Obviously, Wilson separated the public Hitchens from the private one. The public Hitchens was an enemy, very versatile with tongue and pen. The private Hitchens was almost a friend, definitely an intellectual traveling companion (albeit hoeing a different row). How could these two personae exist in one man? Wilson actually resolves the tension a few paragraphs earlier. Concerning Hitchens’ caustic polemic and vitriol, Wilson writes,

But this was all part of Christopher’s very public rhetorical strategy, not a function of an inability to domesticate a surly temperament. He was actually an affable and pleasant dinner companion, and fully capable of being the perfect gentleman. He was fully aware of the authority an enfant terrible could have, provided he played his cards right, and this was a strategy that Hitchens employed very well indeed. One man who delivers a terrible insult is banned from television for life, and another man, who does the same thing, has people lining up with invitations and microphones. In case anyone is wondering, Christopher was that second man.

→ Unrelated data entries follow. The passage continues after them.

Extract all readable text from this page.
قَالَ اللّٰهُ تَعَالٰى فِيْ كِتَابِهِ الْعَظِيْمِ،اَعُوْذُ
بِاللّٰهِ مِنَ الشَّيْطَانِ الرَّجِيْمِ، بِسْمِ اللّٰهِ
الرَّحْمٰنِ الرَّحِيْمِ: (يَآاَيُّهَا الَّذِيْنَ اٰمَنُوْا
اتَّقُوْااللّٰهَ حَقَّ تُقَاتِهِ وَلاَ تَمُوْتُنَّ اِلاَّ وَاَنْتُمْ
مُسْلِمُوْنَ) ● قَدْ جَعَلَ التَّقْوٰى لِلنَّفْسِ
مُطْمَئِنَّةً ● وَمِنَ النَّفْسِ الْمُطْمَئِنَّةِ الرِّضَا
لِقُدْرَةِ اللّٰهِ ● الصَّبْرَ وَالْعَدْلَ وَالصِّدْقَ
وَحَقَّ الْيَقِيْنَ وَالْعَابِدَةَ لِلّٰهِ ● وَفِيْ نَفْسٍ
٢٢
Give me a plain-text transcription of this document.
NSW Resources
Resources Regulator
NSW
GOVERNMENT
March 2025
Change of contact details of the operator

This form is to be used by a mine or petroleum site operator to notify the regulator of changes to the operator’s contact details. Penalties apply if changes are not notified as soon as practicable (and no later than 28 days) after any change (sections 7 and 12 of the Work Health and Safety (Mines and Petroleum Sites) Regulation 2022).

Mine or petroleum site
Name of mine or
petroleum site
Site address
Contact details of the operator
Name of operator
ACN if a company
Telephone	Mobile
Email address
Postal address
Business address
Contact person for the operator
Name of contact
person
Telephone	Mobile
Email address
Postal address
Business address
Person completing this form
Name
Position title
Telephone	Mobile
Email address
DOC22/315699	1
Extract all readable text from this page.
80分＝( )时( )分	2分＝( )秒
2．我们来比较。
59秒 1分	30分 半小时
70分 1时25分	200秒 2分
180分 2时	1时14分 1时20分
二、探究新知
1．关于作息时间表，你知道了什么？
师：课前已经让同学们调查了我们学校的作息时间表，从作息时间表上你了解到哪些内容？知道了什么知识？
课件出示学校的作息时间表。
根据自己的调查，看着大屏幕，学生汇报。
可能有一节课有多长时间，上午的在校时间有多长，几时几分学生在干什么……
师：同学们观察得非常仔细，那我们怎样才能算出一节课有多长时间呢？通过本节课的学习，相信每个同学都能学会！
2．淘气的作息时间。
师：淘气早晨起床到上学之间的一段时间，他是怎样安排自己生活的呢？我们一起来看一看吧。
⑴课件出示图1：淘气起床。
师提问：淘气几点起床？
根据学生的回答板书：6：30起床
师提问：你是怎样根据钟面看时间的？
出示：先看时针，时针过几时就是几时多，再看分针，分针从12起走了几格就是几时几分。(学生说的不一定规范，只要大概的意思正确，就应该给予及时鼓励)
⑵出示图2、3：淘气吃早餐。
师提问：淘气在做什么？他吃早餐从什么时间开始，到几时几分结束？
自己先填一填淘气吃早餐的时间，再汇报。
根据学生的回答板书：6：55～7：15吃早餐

So in private, Hitchens was quite respectful (at least of opponents he considered intellectually worth his while), but his public persona as a hostile atheist nurtured his speaking and writing career, thus paying the bills. Fascinating.

I wonder if we learn as much about Wilson in this obituary as we do about Hitchens.

If you think about it, Wilson’s career represents a rough parallel to Hitchens’. Concerning the latter, Wilson himself observes, “A defining characteristic of his life was a willingness to break with the last group he was identified with. Whenever Orwell’s ‘smelly little orthodoxies’ began to develop, Christopher would be down the road.” Hmmm. Didn’t the name of Wilson’s church go from Community Evangelical Fellowship to Christ Church? Isn’t Wilson a Westminster man, with just enough exceptions to keep any confessionally Reformed denomination from ever ordaining him? And speaking of enfants terrible, hasn’t Wilson built a publishing empire on being just a little bit (to be read: a lot) different than your average Presbyterian? A little more satirical? A little more classical (not theologically, of course)? A little bit smarter?

Call me Ruby Cornpone, but if you ask me, it takes one to know one.